Rock stars tend to cast themselves as emotional savants, folks who feel the plight of vanishing rain forests and anguished Tibetans more acutely than the rest of humanity. Bono's involvement with Africa began in typical celebrity-dilettante fashion...But then Bono and his wife traveled to Wello, Ethiopia, and spent six weeks working at an orphanage. "You'd wake up in the morning, and mist would be lifting," Bono recalls. "You'd walk out of your tent, and you'd count bodies of dead and abandoned children. Or worse, the father of a child would walk up to you and try to give you his living child and say, 'You take it, because if this is your child, it won't die.'"...
The experience remained with him through 1999, when he joined the Jubilee 2000 movement. Jubilee 2000's aim was to get the U.S. and other wealthy nations, as well as the World Bank and the International Monetary Fund, to erase the public debt of 52 of the world's poorest countries, most of them in Africa. By wiping $350 billion from their books, these countries would be free to spend money on health care and education, rather than pay down the principal on loans floated by corrupt and sometimes long-gone governments. ...
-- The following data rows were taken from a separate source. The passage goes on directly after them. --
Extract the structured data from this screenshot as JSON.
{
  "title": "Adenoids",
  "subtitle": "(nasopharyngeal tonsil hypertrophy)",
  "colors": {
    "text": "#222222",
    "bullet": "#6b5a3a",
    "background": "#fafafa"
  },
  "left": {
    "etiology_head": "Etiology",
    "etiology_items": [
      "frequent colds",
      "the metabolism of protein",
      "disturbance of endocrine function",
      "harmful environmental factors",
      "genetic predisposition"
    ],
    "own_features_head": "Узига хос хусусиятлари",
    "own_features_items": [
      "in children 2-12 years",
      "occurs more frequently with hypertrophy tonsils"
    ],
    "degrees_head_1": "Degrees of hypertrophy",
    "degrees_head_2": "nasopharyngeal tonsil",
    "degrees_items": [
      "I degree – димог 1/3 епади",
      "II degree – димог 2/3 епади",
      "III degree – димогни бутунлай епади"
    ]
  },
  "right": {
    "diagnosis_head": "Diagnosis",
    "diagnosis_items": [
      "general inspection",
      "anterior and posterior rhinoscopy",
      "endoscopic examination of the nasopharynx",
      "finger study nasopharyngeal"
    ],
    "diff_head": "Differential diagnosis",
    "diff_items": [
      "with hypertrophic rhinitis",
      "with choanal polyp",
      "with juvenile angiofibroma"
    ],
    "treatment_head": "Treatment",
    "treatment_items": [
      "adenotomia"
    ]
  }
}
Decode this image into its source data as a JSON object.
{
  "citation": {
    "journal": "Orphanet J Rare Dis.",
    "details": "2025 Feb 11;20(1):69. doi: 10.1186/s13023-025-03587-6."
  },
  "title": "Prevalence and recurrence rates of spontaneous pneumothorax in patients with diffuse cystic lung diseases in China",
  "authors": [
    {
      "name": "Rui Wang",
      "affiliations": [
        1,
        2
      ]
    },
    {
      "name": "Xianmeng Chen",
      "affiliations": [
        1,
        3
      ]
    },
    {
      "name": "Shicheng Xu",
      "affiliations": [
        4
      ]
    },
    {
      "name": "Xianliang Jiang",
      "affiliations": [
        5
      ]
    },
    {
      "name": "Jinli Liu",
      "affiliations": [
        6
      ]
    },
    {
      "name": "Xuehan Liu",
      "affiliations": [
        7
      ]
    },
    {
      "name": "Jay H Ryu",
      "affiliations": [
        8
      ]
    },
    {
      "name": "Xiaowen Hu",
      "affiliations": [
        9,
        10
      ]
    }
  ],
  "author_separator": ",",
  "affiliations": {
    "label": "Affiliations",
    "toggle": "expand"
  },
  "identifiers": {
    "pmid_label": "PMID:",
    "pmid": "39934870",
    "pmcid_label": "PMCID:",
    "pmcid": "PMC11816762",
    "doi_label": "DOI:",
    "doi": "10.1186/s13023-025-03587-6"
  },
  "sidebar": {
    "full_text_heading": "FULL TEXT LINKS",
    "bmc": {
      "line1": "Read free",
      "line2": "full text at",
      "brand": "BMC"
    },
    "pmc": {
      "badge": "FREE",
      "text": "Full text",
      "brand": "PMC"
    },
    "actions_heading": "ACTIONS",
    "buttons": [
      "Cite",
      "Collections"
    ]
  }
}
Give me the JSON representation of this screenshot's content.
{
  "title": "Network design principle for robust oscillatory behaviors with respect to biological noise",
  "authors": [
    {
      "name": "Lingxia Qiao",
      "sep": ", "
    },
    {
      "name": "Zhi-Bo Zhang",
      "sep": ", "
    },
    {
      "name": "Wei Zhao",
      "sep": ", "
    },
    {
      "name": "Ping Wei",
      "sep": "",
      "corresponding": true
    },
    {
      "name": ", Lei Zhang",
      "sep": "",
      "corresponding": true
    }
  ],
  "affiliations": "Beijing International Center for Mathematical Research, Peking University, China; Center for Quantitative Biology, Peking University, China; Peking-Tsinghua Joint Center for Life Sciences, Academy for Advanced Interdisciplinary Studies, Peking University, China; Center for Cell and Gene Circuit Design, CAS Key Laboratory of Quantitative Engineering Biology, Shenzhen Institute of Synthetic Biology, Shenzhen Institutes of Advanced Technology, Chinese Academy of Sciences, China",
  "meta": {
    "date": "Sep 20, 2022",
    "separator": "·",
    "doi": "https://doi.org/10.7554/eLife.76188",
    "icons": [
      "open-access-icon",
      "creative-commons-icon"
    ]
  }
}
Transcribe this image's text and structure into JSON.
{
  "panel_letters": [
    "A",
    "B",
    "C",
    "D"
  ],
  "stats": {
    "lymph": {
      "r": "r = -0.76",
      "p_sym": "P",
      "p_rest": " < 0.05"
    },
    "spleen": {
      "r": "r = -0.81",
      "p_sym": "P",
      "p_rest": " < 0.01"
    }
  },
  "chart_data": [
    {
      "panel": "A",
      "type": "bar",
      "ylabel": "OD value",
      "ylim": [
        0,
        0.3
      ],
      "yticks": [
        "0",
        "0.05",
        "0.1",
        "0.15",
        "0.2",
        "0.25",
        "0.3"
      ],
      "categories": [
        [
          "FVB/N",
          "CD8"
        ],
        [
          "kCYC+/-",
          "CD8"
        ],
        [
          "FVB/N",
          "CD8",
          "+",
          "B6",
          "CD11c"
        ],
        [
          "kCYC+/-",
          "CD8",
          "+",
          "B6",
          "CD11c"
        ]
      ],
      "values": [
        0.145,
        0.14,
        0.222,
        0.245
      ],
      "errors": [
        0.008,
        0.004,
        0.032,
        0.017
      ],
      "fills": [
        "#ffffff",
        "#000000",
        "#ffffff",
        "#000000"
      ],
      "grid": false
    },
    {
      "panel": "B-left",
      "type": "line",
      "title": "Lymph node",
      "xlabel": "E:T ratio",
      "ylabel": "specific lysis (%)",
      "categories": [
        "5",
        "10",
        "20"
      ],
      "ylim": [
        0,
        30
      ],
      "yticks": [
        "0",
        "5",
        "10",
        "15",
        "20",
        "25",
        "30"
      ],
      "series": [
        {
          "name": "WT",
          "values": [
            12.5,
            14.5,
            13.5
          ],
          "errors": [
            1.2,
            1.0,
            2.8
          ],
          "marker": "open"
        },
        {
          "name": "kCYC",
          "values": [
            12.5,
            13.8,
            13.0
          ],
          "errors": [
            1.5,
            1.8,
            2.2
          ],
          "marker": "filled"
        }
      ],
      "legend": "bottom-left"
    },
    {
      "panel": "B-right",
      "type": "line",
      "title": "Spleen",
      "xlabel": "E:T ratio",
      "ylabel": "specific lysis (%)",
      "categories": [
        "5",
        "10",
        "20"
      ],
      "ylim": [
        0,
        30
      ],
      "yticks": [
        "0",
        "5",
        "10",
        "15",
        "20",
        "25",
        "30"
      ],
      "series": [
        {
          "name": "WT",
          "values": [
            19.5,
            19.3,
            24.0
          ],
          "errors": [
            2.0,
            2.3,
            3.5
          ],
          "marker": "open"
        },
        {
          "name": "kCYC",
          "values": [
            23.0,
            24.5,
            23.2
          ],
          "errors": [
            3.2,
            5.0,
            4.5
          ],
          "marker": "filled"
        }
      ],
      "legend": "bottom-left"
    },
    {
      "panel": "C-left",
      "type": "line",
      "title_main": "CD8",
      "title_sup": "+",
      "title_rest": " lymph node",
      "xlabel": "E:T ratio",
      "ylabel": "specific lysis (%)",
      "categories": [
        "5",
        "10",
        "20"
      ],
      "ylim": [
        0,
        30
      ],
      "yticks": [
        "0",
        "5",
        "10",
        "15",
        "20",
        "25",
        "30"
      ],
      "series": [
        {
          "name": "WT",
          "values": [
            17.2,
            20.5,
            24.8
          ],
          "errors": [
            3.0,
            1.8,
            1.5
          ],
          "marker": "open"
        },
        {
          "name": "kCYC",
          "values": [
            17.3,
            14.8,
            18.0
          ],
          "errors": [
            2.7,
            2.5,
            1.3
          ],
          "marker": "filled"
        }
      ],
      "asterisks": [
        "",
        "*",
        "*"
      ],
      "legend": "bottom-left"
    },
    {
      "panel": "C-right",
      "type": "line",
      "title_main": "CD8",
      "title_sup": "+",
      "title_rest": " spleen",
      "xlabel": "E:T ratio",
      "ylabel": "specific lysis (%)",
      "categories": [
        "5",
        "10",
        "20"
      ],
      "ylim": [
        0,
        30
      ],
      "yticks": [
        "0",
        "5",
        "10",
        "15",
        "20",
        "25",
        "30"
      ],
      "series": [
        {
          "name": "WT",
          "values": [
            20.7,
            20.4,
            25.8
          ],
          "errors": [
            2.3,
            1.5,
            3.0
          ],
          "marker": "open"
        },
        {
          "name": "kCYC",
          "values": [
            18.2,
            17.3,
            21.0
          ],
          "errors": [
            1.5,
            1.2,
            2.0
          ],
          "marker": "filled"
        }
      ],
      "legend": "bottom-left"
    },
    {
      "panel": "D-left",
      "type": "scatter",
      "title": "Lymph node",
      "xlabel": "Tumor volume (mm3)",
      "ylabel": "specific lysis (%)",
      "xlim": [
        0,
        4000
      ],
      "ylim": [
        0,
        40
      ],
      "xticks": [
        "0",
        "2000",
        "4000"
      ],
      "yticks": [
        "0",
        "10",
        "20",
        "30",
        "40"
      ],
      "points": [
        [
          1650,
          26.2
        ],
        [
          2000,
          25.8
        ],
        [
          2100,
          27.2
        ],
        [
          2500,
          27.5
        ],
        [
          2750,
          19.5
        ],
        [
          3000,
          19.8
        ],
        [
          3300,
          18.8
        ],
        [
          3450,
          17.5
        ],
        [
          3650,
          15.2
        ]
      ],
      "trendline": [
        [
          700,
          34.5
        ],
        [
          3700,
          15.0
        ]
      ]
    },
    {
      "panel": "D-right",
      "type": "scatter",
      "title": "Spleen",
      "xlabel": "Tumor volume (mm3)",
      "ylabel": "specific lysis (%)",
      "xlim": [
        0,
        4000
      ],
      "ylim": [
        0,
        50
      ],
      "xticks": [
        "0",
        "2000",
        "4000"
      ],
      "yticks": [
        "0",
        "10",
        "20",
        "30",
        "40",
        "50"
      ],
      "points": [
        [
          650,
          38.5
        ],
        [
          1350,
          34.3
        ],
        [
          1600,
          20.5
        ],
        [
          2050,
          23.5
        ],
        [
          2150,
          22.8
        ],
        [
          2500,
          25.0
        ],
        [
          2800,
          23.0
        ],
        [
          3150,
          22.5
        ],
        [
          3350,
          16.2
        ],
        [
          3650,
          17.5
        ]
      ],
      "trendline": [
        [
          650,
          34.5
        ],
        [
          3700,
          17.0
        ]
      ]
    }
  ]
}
"I know how absurd it is to have a rock star talk about the World Health Organization or debt relief or HIV/AIDS in Africa," Bono says. But he also knows that no one else with his kind of access to media and money has taken on the job. In an effort to keep the discussion serious and avoid the appearance of being just another rocker against bad things, he refrains from treating Africa as an emotional issue. "We don't argue compassion," he says. His argument is pragmatic, not preachy. "We put it in the most crass terms possible; we argue it as a financial and security issue for America...There are potentially another 10 Afghanistans in Africa, and it is cheaper by a factor of 100 to prevent the fires from happening than to put them out." ...
"What we're all on about is: Africa. Seventy percent of the problem of HIV/AIDS is in Africa. We're talking about the continent bursting into flames while we stand around with watering cans. That's our one idea. But the closer you get to the policymakers, you need specificity, and you need to know what you're talking about. I'd go in and talk about debt relief, debt relief, debt relief, and people would say, 'But that's only part of the picture here.'"
At 41, Bono says, he has given up on music as a political force. He believes his work negotiating in political back rooms is more vital and effective than singing in sold-out stadiums...
Music does make a difference in one way; it sways people emotionally. But for Bono that is no longer enough: "When you sing, you make people vulnerable to change in their lives. You make yourself vulnerable to change in your life. But in the end, you've got to become the change you want to see in the world.(italics mine).I'm actually not a very good example of that--I'm too selfish, and the right to be ridiculous is something I hold too dear--but still, I know it's true."